In practice, that means we can specify the full path to a nested value as an
hstore expression. In our case, to query only for Books, instead of using this
expression:
WHERE review #> '{product,group}' = 'Book'
We can use an hstore value with the entire path, including the value:
WHERE review @> '{product => {group => Book}}'
Awesome, right? Let’s give it a try:
reviews=# SELECT
width_bucket(length(review #> '{product,title}'), 1, 50, 5) title_length_bucket,
round(avg(review #^> '{review,rating}'), 2) AS review_average,
count(*)
FROM
reviews
WHERE
review @> '{product => {group => Book}}'
GROUP BY
title_length_bucket
ORDER BY
title_length_bucket;
title_length_bucket | review_average | count
---------------------+----------------+--------
1 | 4.42 | 56299
2 | 4.33 | 170774
3 | 4.45 | 104778
4 | 4.41 | 69719
5 | 4.36 | 47110
6 | 4.43 | 43070
(6 rows)
Time: 849.681 ms
That time looks better than yesterday’s, but in truth I first ran this query just before building the GIN index and got about the same result.
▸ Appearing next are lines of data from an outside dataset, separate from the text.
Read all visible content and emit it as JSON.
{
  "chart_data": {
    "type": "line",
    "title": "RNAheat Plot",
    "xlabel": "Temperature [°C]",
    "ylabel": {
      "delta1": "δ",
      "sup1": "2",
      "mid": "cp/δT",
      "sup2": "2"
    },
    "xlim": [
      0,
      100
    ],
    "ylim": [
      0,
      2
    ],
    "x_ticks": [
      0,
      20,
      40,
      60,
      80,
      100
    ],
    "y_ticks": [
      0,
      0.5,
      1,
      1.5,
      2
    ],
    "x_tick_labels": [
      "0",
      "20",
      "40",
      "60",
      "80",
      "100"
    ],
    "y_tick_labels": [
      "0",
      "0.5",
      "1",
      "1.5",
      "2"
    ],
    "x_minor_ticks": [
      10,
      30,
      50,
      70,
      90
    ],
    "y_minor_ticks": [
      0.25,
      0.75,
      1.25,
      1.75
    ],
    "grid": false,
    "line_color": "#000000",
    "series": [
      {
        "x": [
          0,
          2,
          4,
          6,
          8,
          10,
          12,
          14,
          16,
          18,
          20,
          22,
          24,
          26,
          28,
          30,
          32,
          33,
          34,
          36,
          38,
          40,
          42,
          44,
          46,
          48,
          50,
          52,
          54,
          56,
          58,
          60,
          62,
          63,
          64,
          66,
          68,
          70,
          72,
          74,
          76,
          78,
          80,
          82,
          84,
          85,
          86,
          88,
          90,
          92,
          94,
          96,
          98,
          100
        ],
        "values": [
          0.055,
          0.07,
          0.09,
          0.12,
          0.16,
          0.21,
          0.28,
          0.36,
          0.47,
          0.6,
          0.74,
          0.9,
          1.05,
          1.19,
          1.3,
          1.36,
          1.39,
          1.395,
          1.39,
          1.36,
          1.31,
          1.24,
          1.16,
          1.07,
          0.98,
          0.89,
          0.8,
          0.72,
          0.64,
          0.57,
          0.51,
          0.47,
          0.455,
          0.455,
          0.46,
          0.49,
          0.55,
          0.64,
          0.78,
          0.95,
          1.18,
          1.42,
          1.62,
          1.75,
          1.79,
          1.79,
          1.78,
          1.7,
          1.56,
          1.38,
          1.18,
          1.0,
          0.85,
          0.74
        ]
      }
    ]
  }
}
Must be that Mavericks is finished indexing my disk or something. At any rate, the index is not buying us much here.
But hey, we’re dealing with 1998 Amazon reviews, so querying against books probably isn’t very selective. I don’t blame the planner for deciding that a table scan is cheaper than an index scan. But what if we try a more selective value, say “DVD”?
reviews=# SELECT
width_bucket(length(review #> '{product,title}'), 1, 50, 5) title_length_bucket,
round(avg(review #^> '{review,rating}'), 2) AS review_average,
count(*)
FROM
reviews
WHERE
review @> '{product => {group => DVD}}'
GROUP BY
title_length_bucket
ORDER BY
title_length_bucket;
title_length_bucket | review_average | count
---------------------+----------------+-------
1 | 4.27 | 2646
2 | 4.44 | 4180
3 | 4.53 | 1996
4 | 4.38 | 2294
5 | 4.48 | 943
6 | 4.42 | 738
(6 rows)
Time: 73.913 ms
Wow! Under 100ms. That’s more like it! Inverted indexing FTW!